Shocker: Apple and Google’s handset arm Motorola Mobility are looking to resolve parts of their global patent dispute pertaining to standards-essential patents deemed critical to smartphone technology. Bloomberg points us to a court filing saying Apple wants to end the patent spat “completely”. Both parties are now seeking ways to resolve their differences through binding arbitration, hoping to perhaps reach a broad licensing agreement…
A Wisconsin federal court on November 5 tossed Apple’s “patent lawsuit with prejudice” out of the window. Motorola Mobility actually first raised the issue of arbitration after Apple accused it of misusing standard-essential patents to demand unreasonable royalties.
The companies have been exchanging proposals on using binding arbitration to reach a licensing agreement over patents that are essential to comply with industry standards on how phones operate.

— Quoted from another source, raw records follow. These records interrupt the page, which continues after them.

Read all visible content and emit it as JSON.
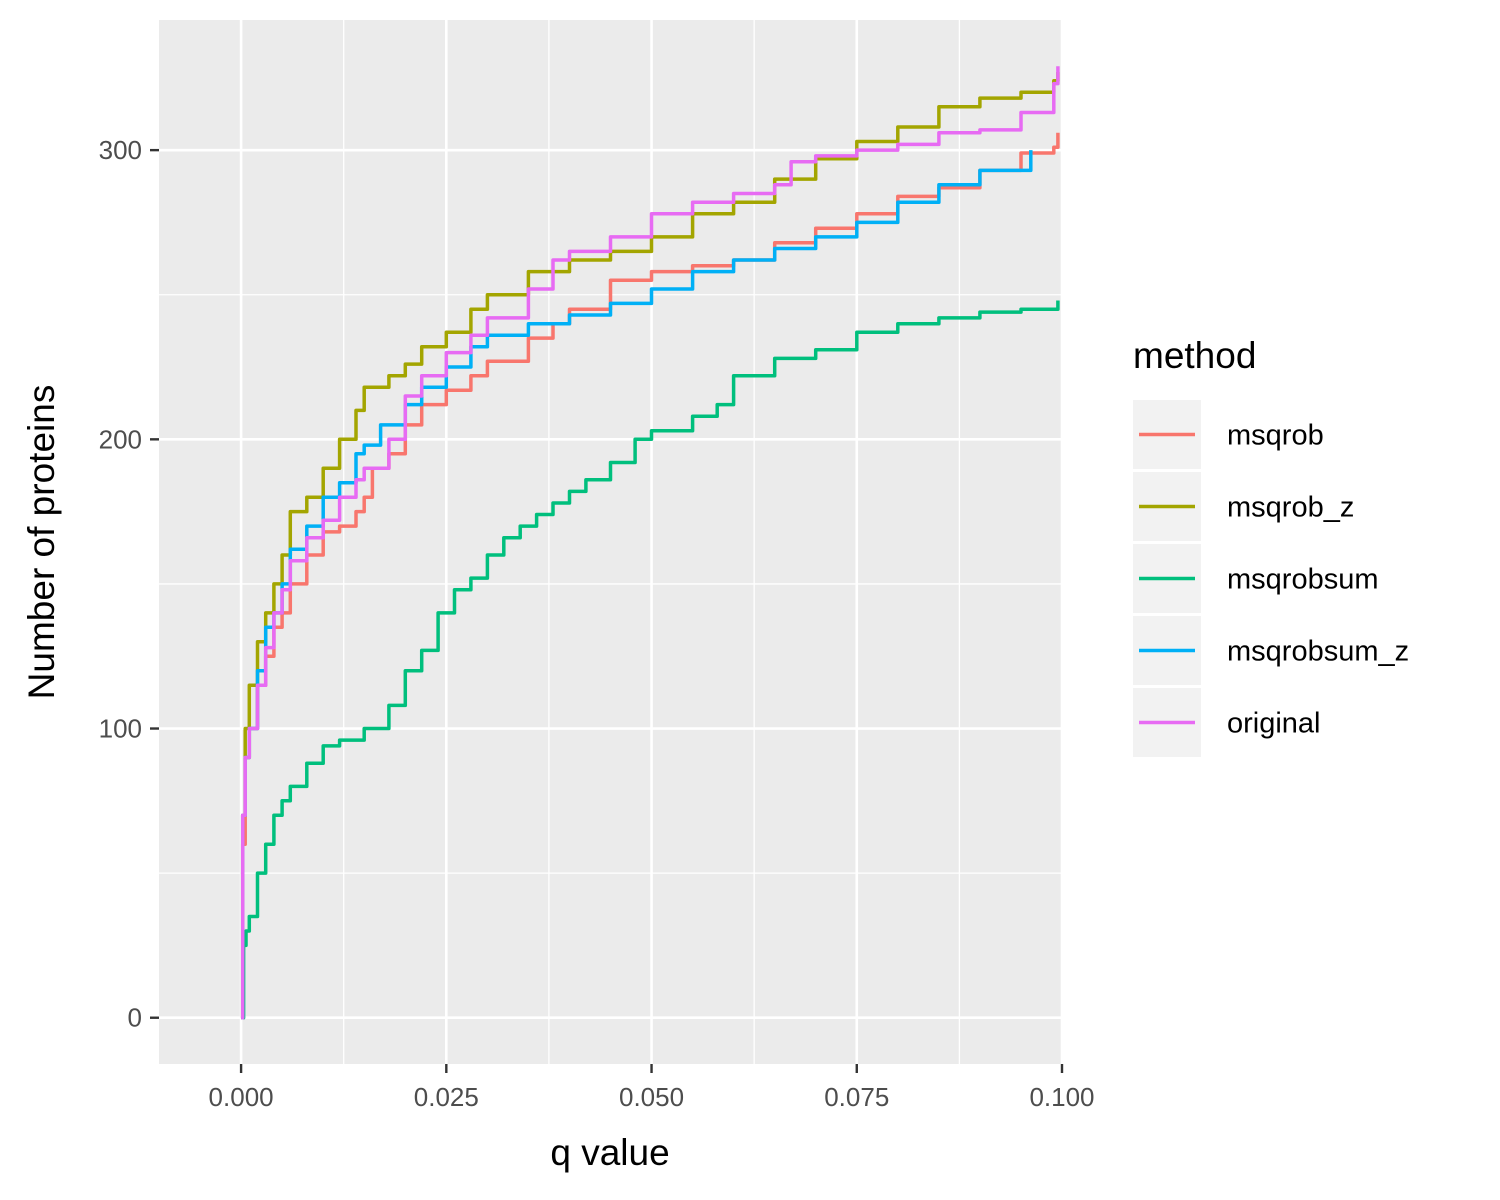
{
  "chart_data": {
    "type": "line",
    "title": "",
    "xlabel": "q value",
    "ylabel": "Number of proteins",
    "xlim": [
      -0.01,
      0.1
    ],
    "ylim": [
      -16,
      345
    ],
    "x_ticks": [
      "0.000",
      "0.025",
      "0.050",
      "0.075",
      "0.100"
    ],
    "y_ticks": [
      "0",
      "100",
      "200",
      "300"
    ],
    "grid": true,
    "legend": {
      "title": "method",
      "placement": "right"
    },
    "series": [
      {
        "name": "msqrob",
        "color": "#F8766D",
        "points": [
          [
            0.0,
            0
          ],
          [
            0.0002,
            60
          ],
          [
            0.0005,
            90
          ],
          [
            0.001,
            100
          ],
          [
            0.002,
            115
          ],
          [
            0.003,
            125
          ],
          [
            0.004,
            135
          ],
          [
            0.005,
            140
          ],
          [
            0.006,
            150
          ],
          [
            0.008,
            160
          ],
          [
            0.01,
            168
          ],
          [
            0.012,
            170
          ],
          [
            0.014,
            175
          ],
          [
            0.015,
            180
          ],
          [
            0.016,
            190
          ],
          [
            0.018,
            195
          ],
          [
            0.02,
            205
          ],
          [
            0.022,
            212
          ],
          [
            0.025,
            217
          ],
          [
            0.028,
            222
          ],
          [
            0.03,
            227
          ],
          [
            0.035,
            235
          ],
          [
            0.038,
            240
          ],
          [
            0.04,
            245
          ],
          [
            0.045,
            255
          ],
          [
            0.05,
            258
          ],
          [
            0.055,
            260
          ],
          [
            0.06,
            262
          ],
          [
            0.065,
            268
          ],
          [
            0.07,
            273
          ],
          [
            0.075,
            278
          ],
          [
            0.08,
            284
          ],
          [
            0.085,
            287
          ],
          [
            0.09,
            293
          ],
          [
            0.095,
            299
          ],
          [
            0.099,
            301
          ],
          [
            0.0995,
            306
          ]
        ]
      },
      {
        "name": "msqrob_z",
        "color": "#A3A500",
        "points": [
          [
            0.0,
            0
          ],
          [
            0.0002,
            70
          ],
          [
            0.0005,
            100
          ],
          [
            0.001,
            115
          ],
          [
            0.002,
            130
          ],
          [
            0.003,
            140
          ],
          [
            0.004,
            150
          ],
          [
            0.005,
            160
          ],
          [
            0.006,
            175
          ],
          [
            0.008,
            180
          ],
          [
            0.01,
            190
          ],
          [
            0.012,
            200
          ],
          [
            0.014,
            210
          ],
          [
            0.015,
            218
          ],
          [
            0.018,
            222
          ],
          [
            0.02,
            226
          ],
          [
            0.022,
            232
          ],
          [
            0.025,
            237
          ],
          [
            0.028,
            245
          ],
          [
            0.03,
            250
          ],
          [
            0.035,
            258
          ],
          [
            0.04,
            262
          ],
          [
            0.045,
            265
          ],
          [
            0.05,
            270
          ],
          [
            0.055,
            278
          ],
          [
            0.06,
            282
          ],
          [
            0.065,
            290
          ],
          [
            0.07,
            297
          ],
          [
            0.075,
            303
          ],
          [
            0.08,
            308
          ],
          [
            0.085,
            315
          ],
          [
            0.09,
            318
          ],
          [
            0.095,
            320
          ],
          [
            0.099,
            324
          ],
          [
            0.0995,
            327
          ]
        ]
      },
      {
        "name": "msqrobsum",
        "color": "#00BF7D",
        "points": [
          [
            0.0,
            0
          ],
          [
            0.0003,
            25
          ],
          [
            0.0006,
            30
          ],
          [
            0.001,
            35
          ],
          [
            0.002,
            50
          ],
          [
            0.003,
            60
          ],
          [
            0.004,
            70
          ],
          [
            0.005,
            75
          ],
          [
            0.006,
            80
          ],
          [
            0.008,
            88
          ],
          [
            0.01,
            94
          ],
          [
            0.012,
            96
          ],
          [
            0.015,
            100
          ],
          [
            0.018,
            108
          ],
          [
            0.02,
            120
          ],
          [
            0.022,
            127
          ],
          [
            0.024,
            140
          ],
          [
            0.026,
            148
          ],
          [
            0.028,
            152
          ],
          [
            0.03,
            160
          ],
          [
            0.032,
            166
          ],
          [
            0.034,
            170
          ],
          [
            0.036,
            174
          ],
          [
            0.038,
            178
          ],
          [
            0.04,
            182
          ],
          [
            0.042,
            186
          ],
          [
            0.045,
            192
          ],
          [
            0.048,
            200
          ],
          [
            0.05,
            203
          ],
          [
            0.055,
            208
          ],
          [
            0.058,
            212
          ],
          [
            0.06,
            222
          ],
          [
            0.065,
            228
          ],
          [
            0.07,
            231
          ],
          [
            0.075,
            237
          ],
          [
            0.08,
            240
          ],
          [
            0.085,
            242
          ],
          [
            0.09,
            244
          ],
          [
            0.095,
            245
          ],
          [
            0.0995,
            248
          ]
        ]
      },
      {
        "name": "msqrobsum_z",
        "color": "#00B0F6",
        "points": [
          [
            0.0,
            0
          ],
          [
            0.0002,
            70
          ],
          [
            0.0005,
            90
          ],
          [
            0.001,
            100
          ],
          [
            0.002,
            120
          ],
          [
            0.003,
            135
          ],
          [
            0.004,
            140
          ],
          [
            0.005,
            150
          ],
          [
            0.006,
            162
          ],
          [
            0.008,
            170
          ],
          [
            0.01,
            180
          ],
          [
            0.012,
            185
          ],
          [
            0.014,
            195
          ],
          [
            0.015,
            198
          ],
          [
            0.017,
            205
          ],
          [
            0.02,
            212
          ],
          [
            0.022,
            218
          ],
          [
            0.025,
            225
          ],
          [
            0.028,
            232
          ],
          [
            0.03,
            236
          ],
          [
            0.035,
            240
          ],
          [
            0.04,
            243
          ],
          [
            0.045,
            247
          ],
          [
            0.05,
            252
          ],
          [
            0.055,
            258
          ],
          [
            0.06,
            262
          ],
          [
            0.065,
            266
          ],
          [
            0.07,
            270
          ],
          [
            0.075,
            275
          ],
          [
            0.08,
            282
          ],
          [
            0.085,
            288
          ],
          [
            0.09,
            293
          ],
          [
            0.0962,
            300
          ]
        ]
      },
      {
        "name": "original",
        "color": "#E76BF3",
        "points": [
          [
            0.0,
            0
          ],
          [
            0.0002,
            70
          ],
          [
            0.0005,
            90
          ],
          [
            0.001,
            100
          ],
          [
            0.002,
            115
          ],
          [
            0.003,
            128
          ],
          [
            0.004,
            140
          ],
          [
            0.005,
            148
          ],
          [
            0.006,
            158
          ],
          [
            0.008,
            166
          ],
          [
            0.01,
            172
          ],
          [
            0.012,
            180
          ],
          [
            0.014,
            186
          ],
          [
            0.015,
            190
          ],
          [
            0.018,
            200
          ],
          [
            0.02,
            215
          ],
          [
            0.022,
            222
          ],
          [
            0.025,
            230
          ],
          [
            0.028,
            236
          ],
          [
            0.03,
            242
          ],
          [
            0.035,
            252
          ],
          [
            0.038,
            262
          ],
          [
            0.04,
            265
          ],
          [
            0.045,
            270
          ],
          [
            0.05,
            278
          ],
          [
            0.055,
            282
          ],
          [
            0.06,
            285
          ],
          [
            0.065,
            288
          ],
          [
            0.067,
            296
          ],
          [
            0.07,
            298
          ],
          [
            0.075,
            300
          ],
          [
            0.08,
            302
          ],
          [
            0.085,
            306
          ],
          [
            0.09,
            307
          ],
          [
            0.095,
            313
          ],
          [
            0.099,
            323
          ],
          [
            0.0995,
            329
          ]
        ]
      }
    ]
  }
}
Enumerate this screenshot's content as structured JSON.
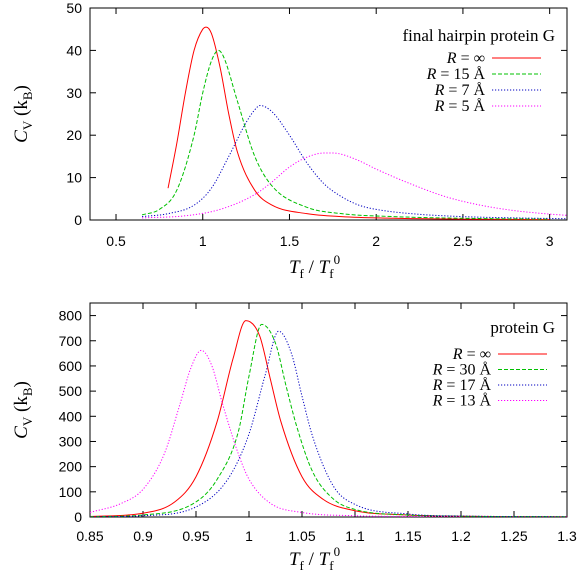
{
  "chart_data": [
    {
      "type": "line",
      "title": "final hairpin protein G",
      "xlabel": "T_f / T_f^0",
      "ylabel": "C_V (k_B)",
      "xlim": [
        0.35,
        3.1
      ],
      "ylim": [
        0,
        50
      ],
      "xticks": [
        "0.5",
        "1",
        "1.5",
        "2",
        "2.5",
        "3"
      ],
      "yticks": [
        "0",
        "10",
        "20",
        "30",
        "40",
        "50"
      ],
      "legend_position": "top-right",
      "grid": false,
      "series": [
        {
          "name": "R = ∞",
          "color": "#ff0000",
          "dash": "solid",
          "x": [
            0.8,
            0.85,
            0.9,
            0.95,
            1.0,
            1.02,
            1.05,
            1.1,
            1.15,
            1.2,
            1.3,
            1.4,
            1.6,
            1.8,
            2.1,
            2.5,
            3.0
          ],
          "y": [
            7.5,
            18,
            30,
            40,
            45,
            45.5,
            44,
            36,
            25,
            16,
            7,
            3.5,
            1.5,
            0.8,
            0.4,
            0.2,
            0.1
          ]
        },
        {
          "name": "R = 15 Å",
          "color": "#00c000",
          "dash": "dashed",
          "x": [
            0.65,
            0.75,
            0.85,
            0.95,
            1.0,
            1.05,
            1.09,
            1.12,
            1.2,
            1.3,
            1.4,
            1.6,
            1.8,
            2.1,
            2.5,
            3.0
          ],
          "y": [
            1.2,
            2.5,
            7,
            20,
            30,
            37.5,
            40,
            38.5,
            28,
            15,
            8,
            3,
            1.5,
            0.8,
            0.4,
            0.2
          ]
        },
        {
          "name": "R = 7 Å",
          "color": "#0000c0",
          "dash": "dotted",
          "x": [
            0.65,
            0.8,
            0.95,
            1.05,
            1.15,
            1.25,
            1.3,
            1.33,
            1.4,
            1.5,
            1.6,
            1.7,
            1.8,
            1.9,
            2.0,
            2.2,
            2.5,
            2.8,
            3.1
          ],
          "y": [
            0.8,
            1.5,
            3.5,
            7.5,
            15,
            23,
            26,
            27,
            25.5,
            20,
            13.5,
            8.5,
            5.5,
            3.5,
            2.5,
            1.5,
            0.8,
            0.5,
            0.3
          ]
        },
        {
          "name": "R = 5 Å",
          "color": "#ff00ff",
          "dash": "dotted",
          "x": [
            0.65,
            0.9,
            1.1,
            1.3,
            1.4,
            1.5,
            1.6,
            1.7,
            1.75,
            1.8,
            1.9,
            2.0,
            2.2,
            2.4,
            2.6,
            2.8,
            3.0,
            3.1
          ],
          "y": [
            0.5,
            1,
            2.5,
            6,
            9,
            12.5,
            14.8,
            15.8,
            15.8,
            15.5,
            14,
            12,
            8.5,
            5.5,
            3.5,
            2.2,
            1.4,
            1.1
          ]
        }
      ]
    },
    {
      "type": "line",
      "title": "protein G",
      "xlabel": "T_f / T_f^0",
      "ylabel": "C_V (k_B)",
      "xlim": [
        0.85,
        1.3
      ],
      "ylim": [
        0,
        850
      ],
      "xticks": [
        "0.85",
        "0.9",
        "0.95",
        "1",
        "1.05",
        "1.1",
        "1.15",
        "1.2",
        "1.25",
        "1.3"
      ],
      "yticks": [
        "0",
        "100",
        "200",
        "300",
        "400",
        "500",
        "600",
        "700",
        "800"
      ],
      "legend_position": "top-right",
      "grid": false,
      "series": [
        {
          "name": "R = ∞",
          "color": "#ff0000",
          "dash": "solid",
          "x": [
            0.85,
            0.9,
            0.93,
            0.95,
            0.97,
            0.985,
            0.997,
            1.01,
            1.02,
            1.03,
            1.05,
            1.07,
            1.1,
            1.15,
            1.2,
            1.3
          ],
          "y": [
            2,
            15,
            60,
            160,
            380,
            630,
            780,
            720,
            550,
            380,
            160,
            70,
            25,
            8,
            3,
            1
          ]
        },
        {
          "name": "R = 30 Å",
          "color": "#00c000",
          "dash": "dashed",
          "x": [
            0.85,
            0.9,
            0.95,
            0.97,
            0.99,
            1.0,
            1.012,
            1.025,
            1.035,
            1.045,
            1.06,
            1.08,
            1.1,
            1.15,
            1.2,
            1.3
          ],
          "y": [
            1,
            8,
            60,
            150,
            340,
            560,
            765,
            690,
            520,
            360,
            180,
            70,
            30,
            8,
            3,
            1
          ]
        },
        {
          "name": "R = 17 Å",
          "color": "#0000c0",
          "dash": "dotted",
          "x": [
            0.85,
            0.9,
            0.95,
            0.98,
            1.0,
            1.015,
            1.028,
            1.04,
            1.05,
            1.06,
            1.08,
            1.1,
            1.15,
            1.2,
            1.3
          ],
          "y": [
            0,
            5,
            40,
            150,
            330,
            560,
            738,
            650,
            480,
            320,
            120,
            50,
            12,
            4,
            1
          ]
        },
        {
          "name": "R = 13 Å",
          "color": "#ff00ff",
          "dash": "dotted",
          "x": [
            0.85,
            0.88,
            0.9,
            0.92,
            0.935,
            0.945,
            0.955,
            0.965,
            0.975,
            0.99,
            1.0,
            1.02,
            1.05,
            1.1,
            1.15,
            1.2
          ],
          "y": [
            18,
            55,
            110,
            250,
            450,
            590,
            662,
            600,
            450,
            250,
            150,
            55,
            18,
            5,
            2,
            1
          ]
        }
      ]
    }
  ]
}
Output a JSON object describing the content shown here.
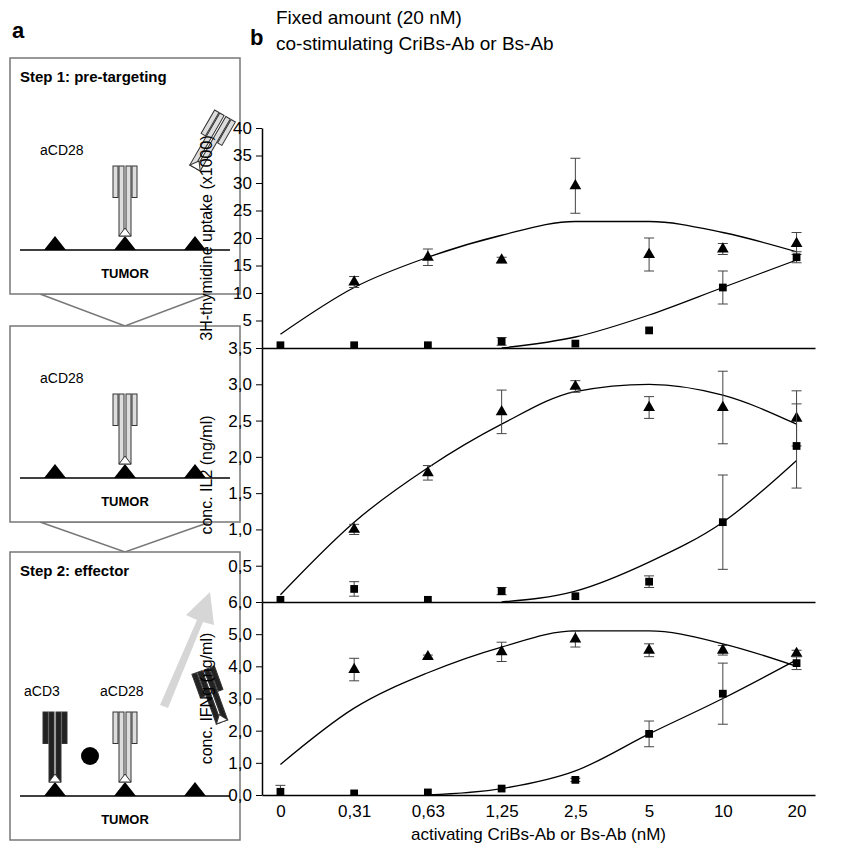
{
  "diagram": {
    "letter": "a",
    "panels": [
      {
        "title": "Step 1: pre-targeting",
        "labels": [
          "aCD28"
        ],
        "base": "TUMOR"
      },
      {
        "labels": [
          "aCD28"
        ],
        "base": "TUMOR"
      },
      {
        "title": "Step 2: effector",
        "labels": [
          "aCD3",
          "aCD28"
        ],
        "base": "TUMOR"
      }
    ]
  },
  "panel_b": {
    "letter": "b"
  },
  "chart_data": [
    {
      "type": "scatter",
      "title": "Fixed amount (20 nM)",
      "subtitle": "co-stimulating CriBs-Ab or Bs-Ab",
      "ylabel": "3H-thymidine uptake (x1000)",
      "categories": [
        "0",
        "0,31",
        "0,63",
        "1,25",
        "2,5",
        "5",
        "10",
        "20"
      ],
      "ylim": [
        0,
        40
      ],
      "yticks": [
        5,
        10,
        15,
        20,
        25,
        30,
        35,
        40
      ],
      "tick_labels": "y",
      "series": [
        {
          "type": "line",
          "color": "#000000",
          "line_style": "solid",
          "values": [
            2.5,
            11,
            16.5,
            20.5,
            23,
            23,
            21,
            17.5
          ]
        },
        {
          "type": "line",
          "color": "#000000",
          "line_style": "solid",
          "values": [
            null,
            null,
            null,
            0,
            2,
            6,
            11,
            16
          ]
        },
        {
          "type": "scatter",
          "marker": "triangle",
          "color": "#000000",
          "values": [
            null,
            12,
            16.5,
            16,
            29.5,
            17,
            18,
            19
          ],
          "errors": [
            null,
            1,
            1.5,
            0.5,
            5,
            3,
            1,
            2
          ]
        },
        {
          "type": "scatter",
          "marker": "square",
          "color": "#000000",
          "values": [
            0.5,
            0.5,
            0.5,
            1.2,
            0.8,
            3.2,
            11,
            16.5
          ],
          "errors": [
            null,
            null,
            null,
            0.7,
            null,
            null,
            3,
            1
          ]
        }
      ]
    },
    {
      "type": "scatter",
      "ylabel": "conc. IL2 (ng/ml)",
      "categories": [
        "0",
        "0,31",
        "0,63",
        "1,25",
        "2,5",
        "5",
        "10",
        "20"
      ],
      "ylim": [
        0,
        3.5
      ],
      "yticks": [
        {
          "value": 0.5,
          "label": "0,5"
        },
        {
          "value": 1,
          "label": "1,0"
        },
        {
          "value": 1.5,
          "label": "1,5"
        },
        {
          "value": 2,
          "label": "2,0"
        },
        {
          "value": 2.5,
          "label": "2,5"
        },
        {
          "value": 3,
          "label": "3,0"
        },
        {
          "value": 3.5,
          "label": "3,5"
        }
      ],
      "tick_labels": "y",
      "series": [
        {
          "type": "line",
          "color": "#000000",
          "line_style": "solid",
          "values": [
            0.1,
            1.1,
            1.85,
            2.45,
            2.9,
            3.0,
            2.85,
            2.45
          ]
        },
        {
          "type": "line",
          "color": "#000000",
          "line_style": "solid",
          "values": [
            null,
            null,
            null,
            0,
            0.15,
            0.55,
            1.1,
            1.95
          ]
        },
        {
          "type": "scatter",
          "marker": "triangle",
          "color": "#000000",
          "values": [
            null,
            1.0,
            1.78,
            2.62,
            2.97,
            2.68,
            2.68,
            2.53
          ],
          "errors": [
            null,
            0.07,
            0.1,
            0.3,
            0.08,
            0.15,
            0.5,
            0.38
          ]
        },
        {
          "type": "scatter",
          "marker": "square",
          "color": "#000000",
          "values": [
            0.03,
            0.18,
            0.03,
            0.15,
            0.08,
            0.28,
            1.1,
            2.15
          ],
          "errors": [
            null,
            0.1,
            null,
            0.05,
            null,
            0.08,
            0.65,
            0.58
          ]
        }
      ]
    },
    {
      "type": "scatter",
      "ylabel": "conc. IFNg (ng/ml)",
      "xlabel": "activating CriBs-Ab or Bs-Ab (nM)",
      "categories": [
        "0",
        "0,31",
        "0,63",
        "1,25",
        "2,5",
        "5",
        "10",
        "20"
      ],
      "ylim": [
        0,
        6
      ],
      "yticks": [
        {
          "value": 0,
          "label": "0,0"
        },
        {
          "value": 1,
          "label": "1,0"
        },
        {
          "value": 2,
          "label": "2,0"
        },
        {
          "value": 3,
          "label": "3,0"
        },
        {
          "value": 4,
          "label": "4,0"
        },
        {
          "value": 5,
          "label": "5,0"
        },
        {
          "value": 6,
          "label": "6,0"
        }
      ],
      "series": [
        {
          "type": "line",
          "color": "#000000",
          "line_style": "solid",
          "values": [
            0.95,
            2.7,
            3.8,
            4.6,
            5.1,
            5.1,
            4.7,
            4.0
          ]
        },
        {
          "type": "line",
          "color": "#000000",
          "line_style": "solid",
          "values": [
            null,
            null,
            0,
            0.2,
            0.75,
            1.9,
            3.0,
            4.2
          ]
        },
        {
          "type": "scatter",
          "marker": "triangle",
          "color": "#000000",
          "values": [
            null,
            3.9,
            4.3,
            4.45,
            4.85,
            4.5,
            4.5,
            4.4
          ],
          "errors": [
            null,
            0.35,
            0.05,
            0.3,
            0.25,
            0.2,
            0.15,
            0.1
          ]
        },
        {
          "type": "scatter",
          "marker": "square",
          "color": "#000000",
          "values": [
            0.1,
            0.05,
            0.08,
            0.2,
            0.47,
            1.9,
            3.15,
            4.1
          ],
          "errors": [
            0.2,
            null,
            null,
            null,
            0.05,
            0.4,
            0.95,
            0.2
          ]
        }
      ]
    }
  ]
}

Such an agreement could lead to a global settlement of all of their patent disputes, Apple said in a filing yesterday.
Here’s what Apple wrote in its filing
Apple is also interested in resolving its dispute with Motorola completely and agrees that arbitration may be the best vehicle to resolve the parties’ dispute.
Google General Counsel Kent Walker wrote in a November 13 letter to Apple that was filed with the court:
We have long sought a path to resolving patent issues and we welcome the chance to build on the constructive dialogue between our companies.
While we prefer to seek a framework for a global (rather than piecemeal) resolution that addresses all of our patent disputes, we are committed to reaching agreement on a license for our respective standard-essential patents.
Google previously dropped its second ITC patent infringement claims against Apple, the move some watchers described as a friendly gesture.
And unlike Samsung, Google just recently indicated it still is “interested in reaching an agreement with Apple” over patents. It’s also worth pointing out that Apple last week made peace with HTC by signing a ten-year cross-licensing pact.
Finally, Apple thus far has avoided suing Google directly over Android. For example, though the iPhone maker added Jelly Bean to its second case against Samsung, the scope of that filing is limited to Samsung’s Galaxy Nexus devices only.
Perhaps some good will come out of all this brouhaha after all?